– Я говорю про землю у океана, Иланде. Земля щедра к тем, кто любит ее, но может быть жестока к тем, кто относится к ней без уважения. Люди, которые пришли к океану с севера, даже не из этих мест, еще дальше, стали считать эту землю своей, но не относились к ней, как к своей, не держались за нее. И когда на огромных кораблях («А-а, вот как эти хижины называются – корабли, я вот про них и говорил») приплыли белые, люди продали им свою землю – за безделушки для женщин, старые ружья для мужчин, из которых те и стрелять-то так и не научились («А ты умеешь?»). Я? Да, я пострелял. Но я сейчас не об этом, вы меня слушаете? («Да, да, все, молчим»). Не перебивайте и слушайте. Не повторяйте того, что натворили эти глупые люди.
Мозес подождал, пока все притихнут, а затем продолжил.
– Белые поселились у океана, на купленной за бесценок у местных племен земле, хотя предки им запрещали продавать свои земли и говорили, что они должны их защищать. Но когда люди не послушали и продали землю, то предки наслали засуху – источники пересыхали, пастбища превратились в песок и камни, люди стали голодать. И тогда мужчины пошли работать к белым – пасти их скот, копать землю, строить дороги. Но этого было мало, засуха продолжалась, и стали голодать дети, а белые потребовали еще больше земли и воды. И тогда к белым пошли женщины и стали продавать себя. Белые поняли, что люди этих племен – не уважают ни свою землю, ни самих себя, не стоят ничего, и сказали им уходить совсем и оставить им всю свою землю. И тогда началась война.
– Ты видел эту войну?
– Я не только видел эту войну, и я сам был на этой войне. Я и был этой войной. Мы стреляли друг в друга из ружей. Мы кололи друг друга ножами. Но эти племена, которые продали сами себя, это были трусливые племена. Они побежали. А куда им было бежать? Дорога была одна – в Калахари. И хотя белые люди на той стороне пообещали спасти всех, кто сумеет дойти до них, но источники были отравлены, и люди умирали, а белые солдаты на лошадях и верблюдах гнали их пулеметами дальше, на смерть. Люди копали землю, огромные ямы, в пять-шесть человеческих ростов в глубину, но воды в них не было.
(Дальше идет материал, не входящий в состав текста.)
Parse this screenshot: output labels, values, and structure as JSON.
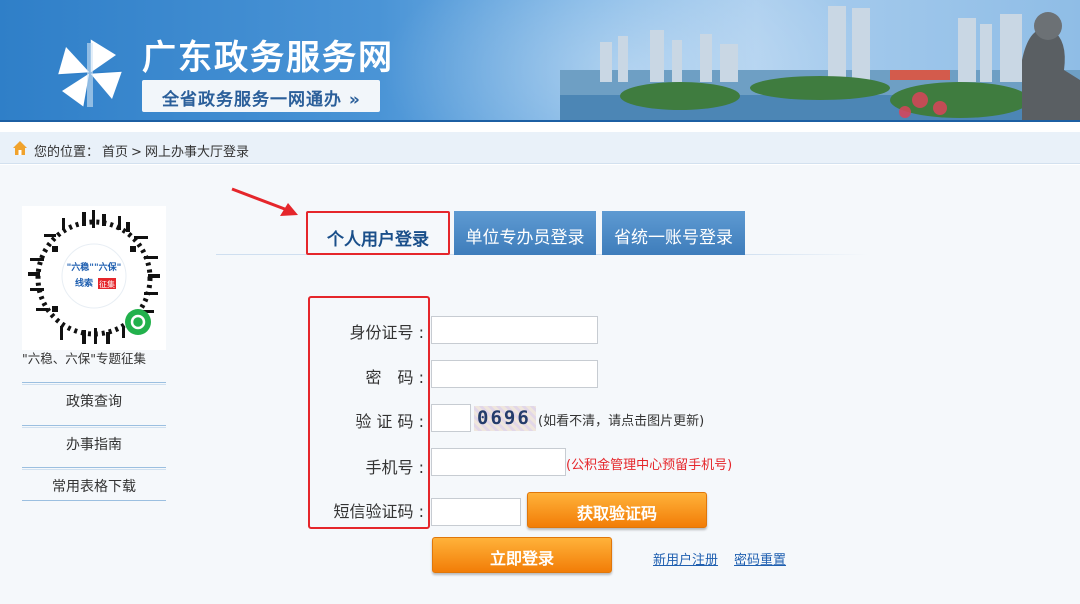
{
  "header": {
    "site_title": "广东政务服务网",
    "slogan": "全省政务服务一网通办 »"
  },
  "breadcrumb": {
    "prefix": "您的位置：",
    "items": [
      "首页",
      ">",
      "网上办事大厅登录"
    ]
  },
  "sidebar": {
    "qr_text_top": "\"六稳\"\"六保\"",
    "qr_text_bottom": "线索",
    "qr_badge": "征集",
    "qr_caption": "\"六稳、六保\"专题征集",
    "links": [
      "政策查询",
      "办事指南",
      "常用表格下载"
    ]
  },
  "tabs": [
    {
      "label": "个人用户登录",
      "active": true
    },
    {
      "label": "单位专办员登录",
      "active": false
    },
    {
      "label": "省统一账号登录",
      "active": false
    }
  ],
  "form": {
    "id_label": "身份证号 :",
    "password_label": "密　码 :",
    "captcha_label": "验 证 码 :",
    "captcha_value": "0696",
    "captcha_hint": "(如看不清，请点击图片更新)",
    "phone_label": "手机号 :",
    "phone_hint": "(公积金管理中心预留手机号)",
    "sms_label": "短信验证码 :",
    "get_code_button": "获取验证码",
    "login_button": "立即登录",
    "register_link": "新用户注册",
    "reset_link": "密码重置"
  },
  "colors": {
    "brand_blue": "#1c5fa3",
    "highlight_red": "#e5262b",
    "button_orange": "#f27d07",
    "hint_red": "#e5262b"
  }
}
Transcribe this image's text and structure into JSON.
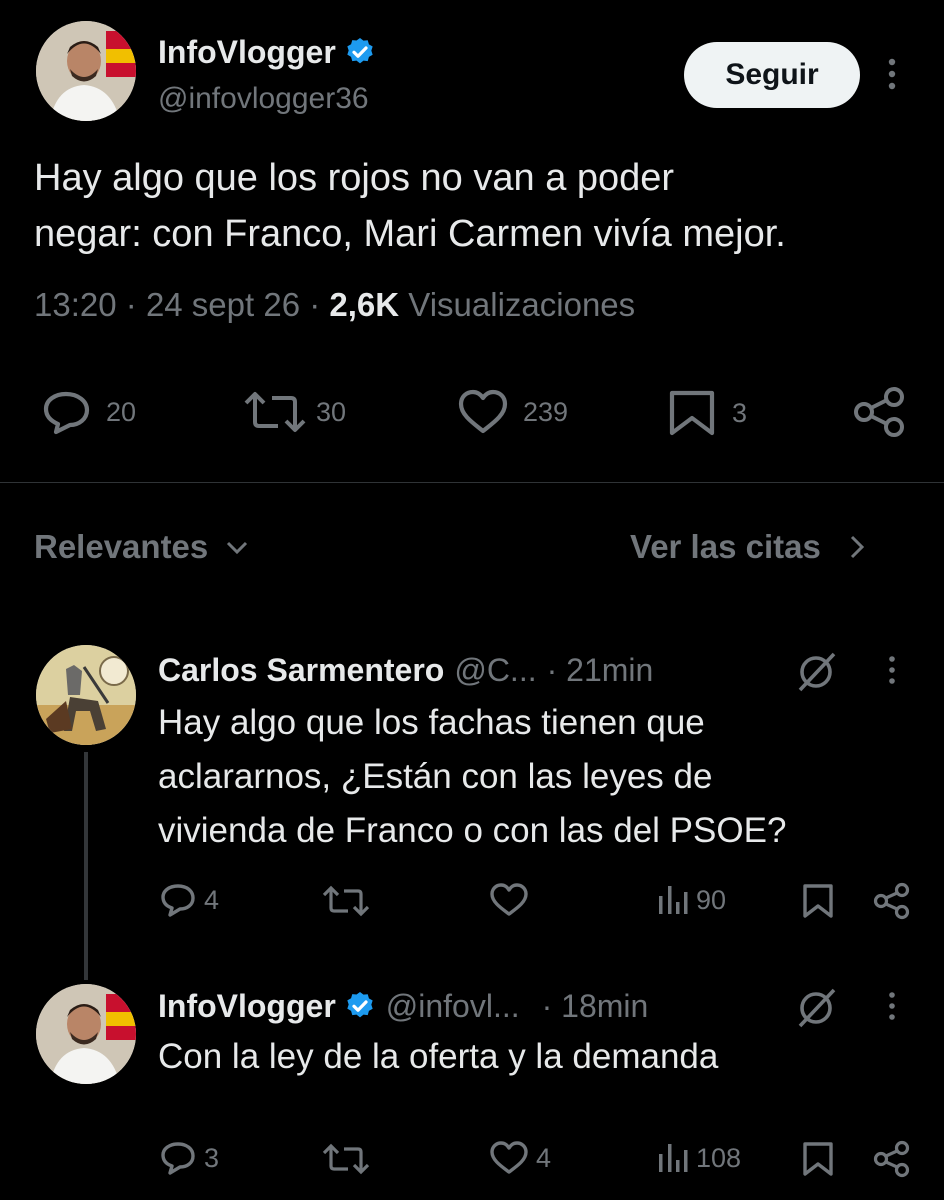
{
  "tweet": {
    "author_name": "InfoVlogger",
    "handle": "@infovlogger36",
    "follow_label": "Seguir",
    "text_line1": "Hay algo que los rojos no van a poder",
    "text_line2": "negar: con Franco, Mari Carmen vivía mejor.",
    "time": "13:20",
    "date": "24 sept 26",
    "views_count": "2,6K",
    "views_label": "Visualizaciones",
    "separator": "·",
    "actions": {
      "replies": "20",
      "retweets": "30",
      "likes": "239",
      "bookmarks": "3"
    }
  },
  "sort": {
    "label": "Relevantes",
    "quotes_label": "Ver las citas"
  },
  "replies": [
    {
      "author_name": "Carlos Sarmentero",
      "handle": "@C...",
      "time": "· 21min",
      "text_lines": [
        "Hay algo que los fachas tienen que",
        "aclararnos, ¿Están con las leyes de",
        "vivienda de Franco o con las del PSOE?"
      ],
      "replies": "4",
      "retweets": "",
      "likes": "",
      "views": "90"
    },
    {
      "author_name": "InfoVlogger",
      "handle": "@infovl...",
      "time": "· 18min",
      "text_lines": [
        "Con la ley de la oferta y la demanda"
      ],
      "replies": "3",
      "retweets": "",
      "likes": "4",
      "views": "108"
    }
  ],
  "colors": {
    "background": "#000000",
    "text": "#e7e9ea",
    "muted": "#71767b",
    "verified": "#1d9bf0",
    "divider": "#2f3336"
  }
}
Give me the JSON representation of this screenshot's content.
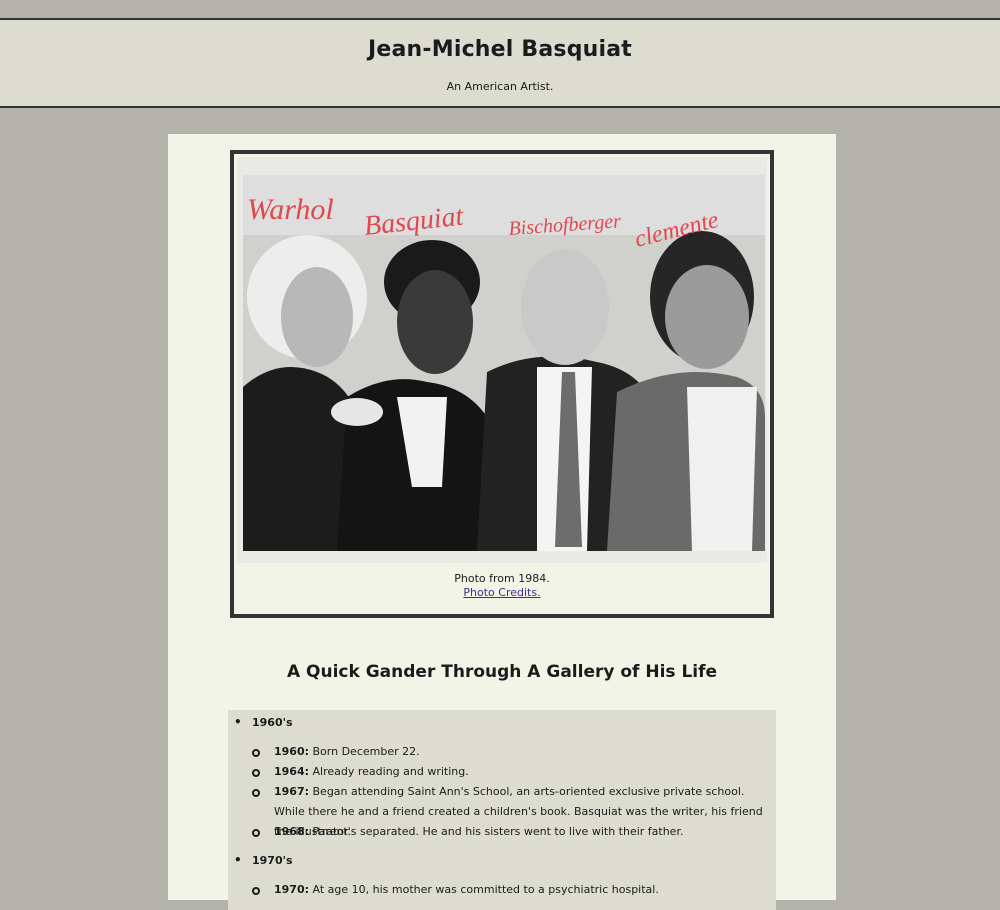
{
  "header": {
    "title": "Jean-Michel Basquiat",
    "subtitle": "An American Artist."
  },
  "figure": {
    "photo_labels": [
      "Warhol",
      "Basquiat",
      "Bischofberger",
      "clemente"
    ],
    "caption": "Photo from 1984.",
    "credits_link": "Photo Credits."
  },
  "gallery": {
    "title": "A Quick Gander Through A Gallery of His Life",
    "decades": [
      {
        "label": "1960's",
        "events": [
          {
            "year": "1960:",
            "text": "Born December 22."
          },
          {
            "year": "1964:",
            "text": "Already reading and writing."
          },
          {
            "year": "1967:",
            "text": "Began attending Saint Ann's School, an arts-oriented exclusive private school. While there he and a friend created a children's book. Basquiat was the writer, his friend the illustrator."
          },
          {
            "year": "1968:",
            "text": "Parent's separated. He and his sisters went to live with their father."
          }
        ]
      },
      {
        "label": "1970's",
        "events": [
          {
            "year": "1970:",
            "text": "At age 10, his mother was committed to a psychiatric hospital."
          }
        ]
      }
    ]
  },
  "colors": {
    "page_bg": "#b3b3ab",
    "header_bg": "#dcdcd0",
    "content_bg": "#f3f4e8",
    "link": "#4b2a86",
    "annotation_red": "#e0474f"
  }
}
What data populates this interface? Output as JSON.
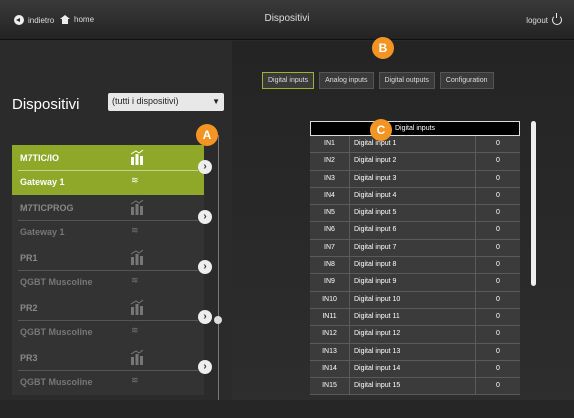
{
  "header": {
    "back_label": "indietro",
    "home_label": "home",
    "title": "Dispositivi",
    "logout_label": "logout"
  },
  "left": {
    "title": "Dispositivi",
    "filter_value": "(tutti i dispositivi)",
    "devices": [
      {
        "name": "M7TIC/IO",
        "gateway": "Gateway 1"
      },
      {
        "name": "M7TICPROG",
        "gateway": "Gateway 1"
      },
      {
        "name": "PR1",
        "gateway": "QGBT Muscoline"
      },
      {
        "name": "PR2",
        "gateway": "QGBT Muscoline"
      },
      {
        "name": "PR3",
        "gateway": "QGBT Muscoline"
      }
    ]
  },
  "tabs": [
    "Digital inputs",
    "Analog inputs",
    "Digital outputs",
    "Configuration"
  ],
  "markers": {
    "a": "A",
    "b": "B",
    "c": "C"
  },
  "table": {
    "header": "Digital inputs",
    "rows": [
      {
        "id": "IN1",
        "name": "Digital input 1",
        "value": "0"
      },
      {
        "id": "IN2",
        "name": "Digital input 2",
        "value": "0"
      },
      {
        "id": "IN3",
        "name": "Digital input 3",
        "value": "0"
      },
      {
        "id": "IN4",
        "name": "Digital input 4",
        "value": "0"
      },
      {
        "id": "IN5",
        "name": "Digital input 5",
        "value": "0"
      },
      {
        "id": "IN6",
        "name": "Digital input 6",
        "value": "0"
      },
      {
        "id": "IN7",
        "name": "Digital input 7",
        "value": "0"
      },
      {
        "id": "IN8",
        "name": "Digital input 8",
        "value": "0"
      },
      {
        "id": "IN9",
        "name": "Digital input 9",
        "value": "0"
      },
      {
        "id": "IN10",
        "name": "Digital input 10",
        "value": "0"
      },
      {
        "id": "IN11",
        "name": "Digital input 11",
        "value": "0"
      },
      {
        "id": "IN12",
        "name": "Digital input 12",
        "value": "0"
      },
      {
        "id": "IN13",
        "name": "Digital input 13",
        "value": "0"
      },
      {
        "id": "IN14",
        "name": "Digital input 14",
        "value": "0"
      },
      {
        "id": "IN15",
        "name": "Digital input 15",
        "value": "0"
      }
    ]
  },
  "colors": {
    "accent": "#8fa82a",
    "marker": "#f39423"
  }
}
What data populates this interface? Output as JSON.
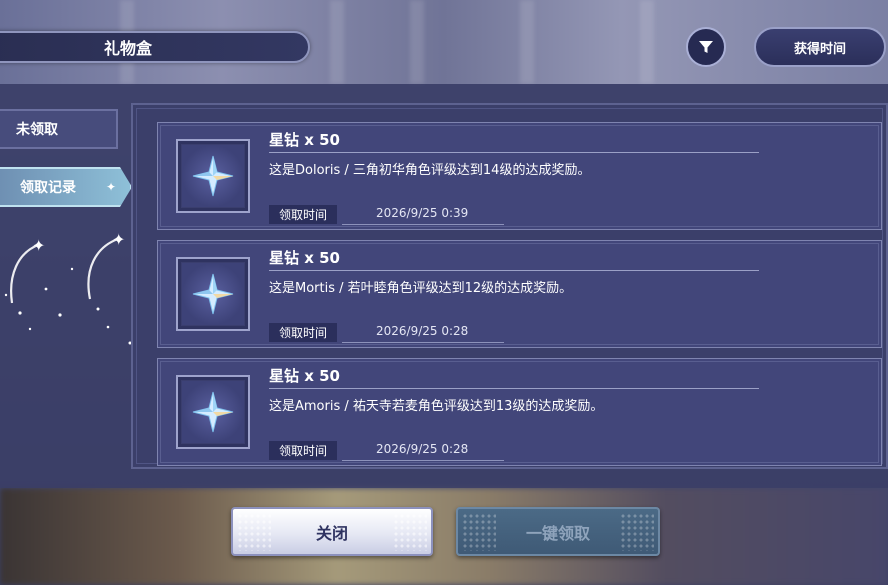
{
  "header": {
    "title": "礼物盒",
    "filter_icon": "filter-funnel-icon",
    "sort_label": "获得时间"
  },
  "tabs": [
    {
      "label": "未领取",
      "active": false
    },
    {
      "label": "领取记录",
      "active": true
    }
  ],
  "rewards": [
    {
      "title": "星钻 x 50",
      "description": "这是Doloris / 三角初华角色评级达到14级的达成奖励。",
      "time_label": "领取时间",
      "time": "2026/9/25 0:39",
      "icon": "star-diamond-icon"
    },
    {
      "title": "星钻 x 50",
      "description": "这是Mortis / 若叶睦角色评级达到12级的达成奖励。",
      "time_label": "领取时间",
      "time": "2026/9/25 0:28",
      "icon": "star-diamond-icon"
    },
    {
      "title": "星钻 x 50",
      "description": "这是Amoris / 祐天寺若麦角色评级达到13级的达成奖励。",
      "time_label": "领取时间",
      "time": "2026/9/25 0:28",
      "icon": "star-diamond-icon"
    }
  ],
  "buttons": {
    "close_label": "关闭",
    "claim_all_label": "一键领取",
    "claim_all_enabled": false
  },
  "colors": {
    "panel": "#3a3e66",
    "accent_tab": "#8ec0d8",
    "card": "#42467a"
  }
}
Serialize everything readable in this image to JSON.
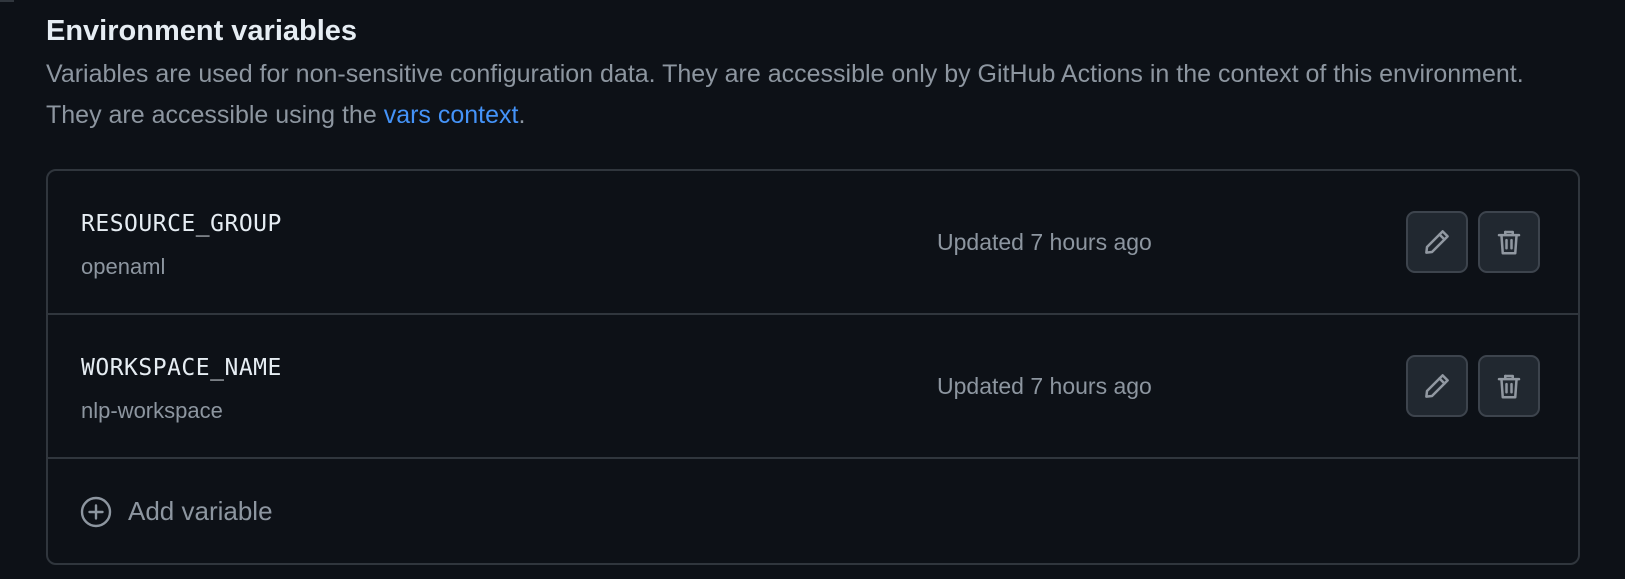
{
  "section": {
    "title": "Environment variables",
    "description_prefix": "Variables are used for non-sensitive configuration data. They are accessible only by GitHub Actions in the context of this environment. They are accessible using the ",
    "description_link": "vars context",
    "description_suffix": "."
  },
  "variables": [
    {
      "name": "RESOURCE_GROUP",
      "value": "openaml",
      "updated": "Updated 7 hours ago",
      "edit_icon": "pencil-icon",
      "delete_icon": "trash-icon"
    },
    {
      "name": "WORKSPACE_NAME",
      "value": "nlp-workspace",
      "updated": "Updated 7 hours ago",
      "edit_icon": "pencil-icon",
      "delete_icon": "trash-icon"
    }
  ],
  "add": {
    "label": "Add variable",
    "icon": "plus-circle-icon"
  },
  "colors": {
    "background": "#0d1117",
    "border": "#30363d",
    "text_primary": "#e6edf3",
    "text_muted": "#8d96a0",
    "link": "#4493f8",
    "button_bg": "#212830"
  }
}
Это страшное зрелище, стоял запах смерти. Большинство пошли в пустыню еще дальше, надеясь ее перейти. Я не знаю, что с ними стало, но вряд ли многие выжили. А я и еще несколько мужчин моего рода развернулись и пошли солдатам навстречу. Мы решили встретить смерть в бою, взяли ружья, сколько было патронов, ножи. Но в живых остался только я, и белые сумели меня схватить, заковали в цепи, увели на Акулий остров. Там я и пробыл много и много времени.
– А что это за остров?
– Страшный остров. Там стояла огромная деревня. Мы работали на белых – делали тяжелую работу, которую человеку и сделать-то было невозможно. Люди умирали – от работы, побоев, от голода, болезней, и если за день выносили из деревни меньше десятка мертвецов – считалось, что либо работа в тот день была слишком легкой, либо еда слишком хорошей, либо рабы попались живучие. А мы и вправду были живучими. Не знаю, почему мы все это терпели. Наверное, потому что боялись или на что-то надеялись. А потом появился человек, которого называли лекарем, но он лекарем не был. Он забирал людей в свою большую хижину, и мы слышали, как они кричали. Очень страшно. И никто не возвращался. А когда на моих глазах били кнутом женщину с ребенком – я точно решил бежать, даже если это будет стоить мне жизни. Эта женщина шла передо мной, несла ребенка на спине и упала без сил. Белый усатый солдат на лошади стал бить ее кнутом, не жалея, по спине. Как младенец кричал – я слышу эти крики до сих пор. Я просыпаюсь от них по ночам. Но женщина молчала. Ее били кнутом, и я думал, что она уже не встанет, но она встала и пошла вперед. На смерть. В ту ночь я бежал, а со мной еще четверо. Двоим из нас спасти не удалось. А я – сижу здесь.
Мозес замолчал.
– А как ты перешел через Намиб? Расскажи об этом.